L’esperienza di Chapnin e di un gruppo di amici che hanno dato vita all’associazione «Artos», ha avuto modo di confrontarsi in settembre con quella del «Baglio», durante il XX LabORAtorio di Arti e Architettura per la Chiesa, dal titolo «La bellezza che salva», svoltosi a Monreale grazie all’ospitalità dell’arcivescovo Michele Pennisi.
Il LabORAtorio ha visto momenti di commossa preghiera comune davanti a un’antica icona della Madre di Dio Odigitria, ritornata per l’occasione nel duomo di Monreale dopo più di due secoli, e si è concluso con la Messa nel duomo e la celebrazione della Divina liturgia nella chiesa ortodossa di Sant’Alessandro a Palermo.

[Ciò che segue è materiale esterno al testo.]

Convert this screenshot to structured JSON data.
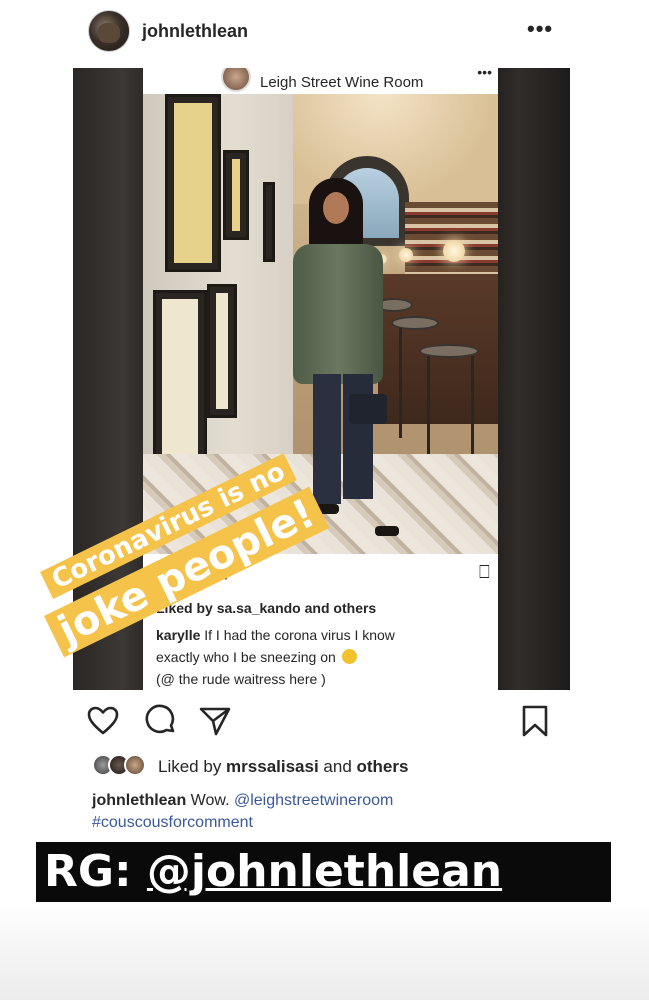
{
  "header": {
    "username": "johnlethlean",
    "more_icon": "•••"
  },
  "inner_post": {
    "location": "Leigh Street Wine Room",
    "likes_prefix": "Liked by ",
    "likes_user": "sa.sa_kando",
    "likes_suffix": " and ",
    "likes_others": "others",
    "comment_user": "karylle",
    "comment_line1": " If I had the corona virus I know",
    "comment_line2": "exactly who I be sneezing on ",
    "comment_line3": "(@ the rude waitress here )"
  },
  "sticker": {
    "line1": "Coronavirus is no",
    "line2": "joke people!"
  },
  "post": {
    "likes_prefix": "Liked by ",
    "likes_user": "mrssalisasi",
    "likes_suffix": " and ",
    "likes_others": "others",
    "caption_user": "johnlethlean",
    "caption_text": " Wow. ",
    "caption_mention": "@leighstreetwineroom",
    "caption_hashtag": "#couscousforcomment"
  },
  "banner": {
    "prefix": "RG: ",
    "handle": "@johnlethlean"
  },
  "colors": {
    "sticker": "#f5c24a",
    "banner": "#0a0a0a",
    "link": "#3b5998"
  }
}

Non una semplice collaborazione, come ha detto qualcuno, ma una reale esperienza di comunità, che si prefigge in prospettiva di proseguire un cammino di riflessione e di lavoro comune.
Come ha concluso Calogero Zuppardo, responsabile del «Baglio»: «Ora è più chiaro il nostro compito! Viviamo in un mosaico sempre più variegato, e se questo ha un centro ogni tessera ha un significato, è accolta e abbracciata. Senza un centro, invece, ogni tessera perde di significato e tutto diviene caotico. La nostra responsabilità di cattolici e ortodossi è recuperare l’unità per affermare la presenza di Cristo, il solo che ricapitola e abbraccia tutte le cose e tutta la storia, come il Pantocratore di Monreale».
Il convegno che ci riunisce è un evento storico. Nel maggio 2014 rappresentanti delle Chiese ortodosse locali si sono riuniti per la prima volta per scambiarsi esperienze ed esaminare i problemi legati alle peculiarità dell’annuncio cristiano nel contesto della società informatica. Sì, non mi sono sbagliato – è davvero la prima volta, perché i giornalisti ortodossi si erano riuniti insieme solo 15 anni fa, quando ancora non esistevano né social network, né formati multimediali, e la maggior parte delle Chiese locali non aveva esperienza di lavoro in internet, né possedeva servizi d’informazione o sale stampa.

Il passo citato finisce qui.